1968年,刚刚刑满释放的土匪齐达榜在回去的路上,遇到了一个70多岁步履蹒跚的老头。他一眼就认出,此人就是20多年前杀害5名高级干部的凶手。
1968年深冬,一个面色黧黑、身材魁梧的中年人从东北劳改农场走了出来,此人名叫齐达榜,解放前是热河一带的土匪,18年的牢狱生涯在他脸上留下了一道浅疤,眼角的刀痕显得格外狰狞。
18年前他被判入狱时不过三十出头,如今两鬓已然花白,他心里一直揣着一件大事——当年的匪首任芳伍,至今没有归案。
齐达榜回到河北承德围场县漫子沟公社,领导见他曾经犯过事,又没有一技之长,便安排他去赶大车,这活儿又脏又累,可齐达榜却真心感激——不仅可以糊口,还能四处走动,打探那个人的下落。
这一天,齐达榜赶着马车去南北营大队送货,赶集的村民散去后,他瞥见一个七十多岁的老头,面容苍老,脊背佝偻,步履蹒跚。

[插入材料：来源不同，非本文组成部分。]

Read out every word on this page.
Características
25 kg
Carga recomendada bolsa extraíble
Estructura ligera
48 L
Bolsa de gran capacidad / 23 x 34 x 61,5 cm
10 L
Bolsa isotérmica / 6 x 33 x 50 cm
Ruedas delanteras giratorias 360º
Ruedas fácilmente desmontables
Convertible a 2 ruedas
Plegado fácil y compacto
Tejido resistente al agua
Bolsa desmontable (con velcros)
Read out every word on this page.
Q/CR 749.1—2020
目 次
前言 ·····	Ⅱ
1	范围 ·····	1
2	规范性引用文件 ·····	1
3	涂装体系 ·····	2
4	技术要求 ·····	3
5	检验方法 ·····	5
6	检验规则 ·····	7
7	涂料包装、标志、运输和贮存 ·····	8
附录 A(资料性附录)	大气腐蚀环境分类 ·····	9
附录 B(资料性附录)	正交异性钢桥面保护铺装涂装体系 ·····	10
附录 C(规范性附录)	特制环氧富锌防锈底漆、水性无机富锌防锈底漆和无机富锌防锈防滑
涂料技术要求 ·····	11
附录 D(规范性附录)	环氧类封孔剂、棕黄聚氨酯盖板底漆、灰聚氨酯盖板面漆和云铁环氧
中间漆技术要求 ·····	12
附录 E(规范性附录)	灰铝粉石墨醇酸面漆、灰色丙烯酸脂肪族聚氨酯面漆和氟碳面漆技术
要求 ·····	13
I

齐达榜的眼睛猛地瞪大——18年了,他一眼就认出,此人就是二十多年前在柴胡栏子村杀害五名师级干部的匪首任芳伍。
时间回到1947年5月17日黄昏,齐达榜跟着匪首任芳伍的队伍溃逃到柴胡栏子村附近,本想进村讨水喝,意外发现村里住着解放军代表团,且守卫力量薄弱。
任芳伍立刻召集500多名土匪,连夜包围了村庄。次日凌晨,匪众分三路猛攻。五名师级干部——苏林燕、王克如、冀光、王平民、胡里光——先后倒在血泊中。
苏林燕掩护伤员撤离时胸口中弹,倒地前只说了四个字:“快去求援。”那是齐达榜这辈子永远无法抹去的记忆。
消息传出后,毛主席亲自下令——“不惜代价,血债血偿”。此后各省公安花了二十一年,上万人投入追捕,始终没有任芳伍的下落。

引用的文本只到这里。